As for radius, I just want to clarify--you're talking about a 4' radius (8' diameter) on the logging line, and an 8' radius (16' diameter) on the main line? The 4' radius won't be a problem. If you're referring to a 4' _diameter_ (2' radius) curve, then make sure you use the longer drawbar hole between the 2nd and 3rd truck, so you don't break the U-joints. It will fit fine if you do that, according to Dave Goodson's (aka Curmudgeon) review in _Garden Railways]_ a few years ago. 

Later, 

K


----------



## SoCalNever2Old2Start (Jan 15, 2010)

Thank you K.

I know the 'Radius' vs. 'Diameter' can get confusing.

It is the LGB 1100, so yes, I believe it is a 8' diameter.

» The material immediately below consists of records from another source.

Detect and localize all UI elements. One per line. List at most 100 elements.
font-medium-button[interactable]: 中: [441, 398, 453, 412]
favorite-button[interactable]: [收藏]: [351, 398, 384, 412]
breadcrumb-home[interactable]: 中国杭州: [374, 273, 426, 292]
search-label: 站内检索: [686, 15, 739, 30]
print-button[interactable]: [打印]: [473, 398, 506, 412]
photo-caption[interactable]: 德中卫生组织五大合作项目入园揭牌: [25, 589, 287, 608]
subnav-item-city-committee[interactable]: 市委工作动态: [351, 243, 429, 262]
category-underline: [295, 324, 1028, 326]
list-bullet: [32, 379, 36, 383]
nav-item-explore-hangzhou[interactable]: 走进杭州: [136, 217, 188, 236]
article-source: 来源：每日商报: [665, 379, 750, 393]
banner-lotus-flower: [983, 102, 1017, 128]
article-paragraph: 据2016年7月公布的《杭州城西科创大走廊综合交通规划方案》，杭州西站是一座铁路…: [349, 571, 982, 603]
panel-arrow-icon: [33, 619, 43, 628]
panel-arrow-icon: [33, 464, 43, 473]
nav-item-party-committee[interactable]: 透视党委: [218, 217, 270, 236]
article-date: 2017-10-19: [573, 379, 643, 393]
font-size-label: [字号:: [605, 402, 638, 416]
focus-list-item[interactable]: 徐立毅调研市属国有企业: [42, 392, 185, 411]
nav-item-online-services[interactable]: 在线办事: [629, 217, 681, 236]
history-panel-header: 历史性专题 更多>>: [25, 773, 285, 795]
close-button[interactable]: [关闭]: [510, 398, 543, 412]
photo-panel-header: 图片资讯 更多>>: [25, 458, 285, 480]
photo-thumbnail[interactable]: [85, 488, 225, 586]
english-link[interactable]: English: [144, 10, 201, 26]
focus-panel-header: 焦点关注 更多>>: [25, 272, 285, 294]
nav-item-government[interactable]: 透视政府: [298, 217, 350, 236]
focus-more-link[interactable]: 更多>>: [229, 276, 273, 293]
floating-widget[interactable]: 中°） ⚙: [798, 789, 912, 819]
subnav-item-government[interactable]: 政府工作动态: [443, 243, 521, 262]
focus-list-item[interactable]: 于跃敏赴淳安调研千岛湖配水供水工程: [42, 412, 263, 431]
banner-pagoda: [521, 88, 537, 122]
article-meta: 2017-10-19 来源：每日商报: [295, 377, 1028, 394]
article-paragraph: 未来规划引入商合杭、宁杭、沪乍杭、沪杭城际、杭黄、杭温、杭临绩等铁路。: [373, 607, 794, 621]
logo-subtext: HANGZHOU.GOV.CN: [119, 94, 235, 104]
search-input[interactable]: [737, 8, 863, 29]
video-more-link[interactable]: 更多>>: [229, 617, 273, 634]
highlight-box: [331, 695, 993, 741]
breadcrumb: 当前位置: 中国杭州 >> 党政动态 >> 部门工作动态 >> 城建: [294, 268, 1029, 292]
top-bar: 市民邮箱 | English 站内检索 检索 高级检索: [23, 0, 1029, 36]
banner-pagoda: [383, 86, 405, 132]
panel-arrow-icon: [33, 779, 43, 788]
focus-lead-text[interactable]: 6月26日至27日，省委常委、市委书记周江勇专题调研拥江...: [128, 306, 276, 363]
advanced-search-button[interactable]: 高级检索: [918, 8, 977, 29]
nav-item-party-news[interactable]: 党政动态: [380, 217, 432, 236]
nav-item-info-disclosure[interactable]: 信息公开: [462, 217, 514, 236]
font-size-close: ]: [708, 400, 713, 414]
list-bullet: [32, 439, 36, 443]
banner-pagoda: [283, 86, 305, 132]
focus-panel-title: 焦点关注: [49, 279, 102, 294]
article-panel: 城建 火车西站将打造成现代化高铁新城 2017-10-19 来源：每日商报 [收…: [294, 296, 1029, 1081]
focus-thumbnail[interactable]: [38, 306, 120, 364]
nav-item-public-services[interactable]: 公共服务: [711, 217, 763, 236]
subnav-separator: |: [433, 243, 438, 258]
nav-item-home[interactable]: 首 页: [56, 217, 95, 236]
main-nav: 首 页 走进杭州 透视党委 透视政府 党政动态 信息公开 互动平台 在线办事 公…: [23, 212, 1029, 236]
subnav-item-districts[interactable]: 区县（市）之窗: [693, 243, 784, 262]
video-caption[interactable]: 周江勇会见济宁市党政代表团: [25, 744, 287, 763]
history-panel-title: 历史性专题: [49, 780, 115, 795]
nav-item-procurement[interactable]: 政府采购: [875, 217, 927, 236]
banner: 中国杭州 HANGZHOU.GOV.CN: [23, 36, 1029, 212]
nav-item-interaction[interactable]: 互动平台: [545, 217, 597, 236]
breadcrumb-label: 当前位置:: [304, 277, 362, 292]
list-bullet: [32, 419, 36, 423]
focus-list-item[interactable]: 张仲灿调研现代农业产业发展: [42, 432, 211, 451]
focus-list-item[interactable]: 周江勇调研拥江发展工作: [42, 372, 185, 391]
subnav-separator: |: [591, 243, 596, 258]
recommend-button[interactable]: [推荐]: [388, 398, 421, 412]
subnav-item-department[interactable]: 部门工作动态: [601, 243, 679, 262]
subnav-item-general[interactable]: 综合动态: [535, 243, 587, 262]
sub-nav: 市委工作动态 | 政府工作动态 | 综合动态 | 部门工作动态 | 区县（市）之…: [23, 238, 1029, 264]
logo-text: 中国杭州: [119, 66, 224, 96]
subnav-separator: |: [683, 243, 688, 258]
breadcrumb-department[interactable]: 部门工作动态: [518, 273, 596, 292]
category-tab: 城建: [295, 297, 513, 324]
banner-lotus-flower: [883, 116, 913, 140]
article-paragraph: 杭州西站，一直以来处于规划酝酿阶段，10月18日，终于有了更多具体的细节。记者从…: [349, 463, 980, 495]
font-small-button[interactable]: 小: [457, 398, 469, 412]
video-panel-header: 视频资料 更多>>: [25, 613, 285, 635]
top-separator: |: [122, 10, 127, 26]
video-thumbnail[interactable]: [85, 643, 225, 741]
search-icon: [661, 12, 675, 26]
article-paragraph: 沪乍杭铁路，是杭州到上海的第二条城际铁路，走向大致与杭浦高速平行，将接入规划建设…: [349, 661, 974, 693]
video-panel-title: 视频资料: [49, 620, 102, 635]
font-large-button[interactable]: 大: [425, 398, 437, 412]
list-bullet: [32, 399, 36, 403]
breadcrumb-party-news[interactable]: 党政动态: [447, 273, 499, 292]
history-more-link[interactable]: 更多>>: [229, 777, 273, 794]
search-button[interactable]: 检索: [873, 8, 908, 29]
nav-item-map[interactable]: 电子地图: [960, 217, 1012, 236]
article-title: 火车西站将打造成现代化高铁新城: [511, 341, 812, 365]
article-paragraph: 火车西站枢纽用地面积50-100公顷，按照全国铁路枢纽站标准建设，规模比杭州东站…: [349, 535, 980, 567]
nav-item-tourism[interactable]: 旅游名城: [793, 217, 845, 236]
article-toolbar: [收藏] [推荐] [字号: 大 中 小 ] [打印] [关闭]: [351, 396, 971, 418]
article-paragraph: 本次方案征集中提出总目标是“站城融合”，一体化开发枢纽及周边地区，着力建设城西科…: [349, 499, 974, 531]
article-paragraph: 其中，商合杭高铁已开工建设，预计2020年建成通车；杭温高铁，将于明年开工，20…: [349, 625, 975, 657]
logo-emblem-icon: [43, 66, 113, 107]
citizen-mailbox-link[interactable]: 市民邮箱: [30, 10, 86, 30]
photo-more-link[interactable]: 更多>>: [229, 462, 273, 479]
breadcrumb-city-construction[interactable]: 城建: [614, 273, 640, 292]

Thank you again, as I want to make sure I get the right engine (the first time) for the application.

J


----------



## East Broad Top (Dec 29, 2007)

The 1100 is the 2' radius/4' diameter. The 1600 is their "almost" 4' radius/8' diameter. 

Later, 

K


----------



## cape cod Todd (Jan 3, 2008)

Hello John 
I recently acquired a 38 ton 2 truck Shay and wow what a great looking engine but it is BIG. The 3 truck is even bigger. I have a small indoor oval with the 4' diameter LGB 1100 track and the shay doesn't look "right" on it. The ends overhang and the drive shafts look ready to pop out. I wouldn't want to put a load on them under those conditions. Outdoors I have a mix of LGB 1500 which is 5' diameter and 1600 which is 8' and one 1100 section that will be changed out this spring. The bigger equipment like a shay will look and perform alot better on the wider radius tracks. 
My layout has grades around 2.5% with a couple spots I need to work on that are over 3. The shay and the other geared locos Bachmann offered are in my opinion heavy robust engines that will haul a greater load than one of their 4 8 0 starter set engines and it is the weight that allows this. 
In the long run you will be a lot happier to give your shay grades less than 3% and the widest curves you can fit in your space.


----------



## Shekou Jim (Oct 19, 2009)

I'd say do an experiment - I have an Accucraft 2 truck Shay & want to model some of the extreme rough track they really saw. I set up a simple oval and added blocks of wood to elevate it smoothly for the test. It dealt with ~10% no problem - slowed significantly, but made it up with a few cars behind. (I don't plan on going THAT extreme!). Give it a try.


----------



## Axel Tillmann (Jan 10, 2008)

I have in my layout sections with 5% and even 7% incline. Some important things are:

1. If 7% = Don't have curves
2. If 5% have very wide curves
3. You maybe limitted to a few cars (e.g. behind a single engine I pull 3-4 4 axle passenger cars) Now double heading would change the picture.


----------



## East Broad Top (Dec 29, 2007)

Note that the Accucraft Shay is geared VERY low. (If I recall, it mustered a whopping 11 scale miles per hour at 20 volts!) It's going to handle steep grades better than the B'mann Shay. It's also got a different drive than the Bachmann; its motor is in the firebox, and transmits power to the trucks via the actual side gears as per the prototype. On the Bachmann, the side gears are cosmetic. The motor is in the trucks. 

Later, 

K


----------



## Shekou Jim (Oct 19, 2009)

Posted By East Broad Top on 17 Apr 2010 10:30 AM 
Note that the Accucraft Shay is geared VERY low. (If I recall, it mustered a whopping 11 scale miles per hour at 20 volts!) It's going to handle steep grades better than the B'mann Shay. It's also got a different drive than the Bachmann; its motor is in the firebox, and transmits power to the trucks via the actual side gears as per the prototype. On the Bachmann, the side gears are cosmetic. The motor is in the trucks. 

Later, 

K Good points - I'm not familiar with the Bachmann, and the Accucraft is indeed a brute! It just reinforces the idea that an experiment can be a big help for a particular set of equipment. (I just used sectional track on top of stacks of children's books on the playroom floor - my 3 year old daughter loved "helping")


----------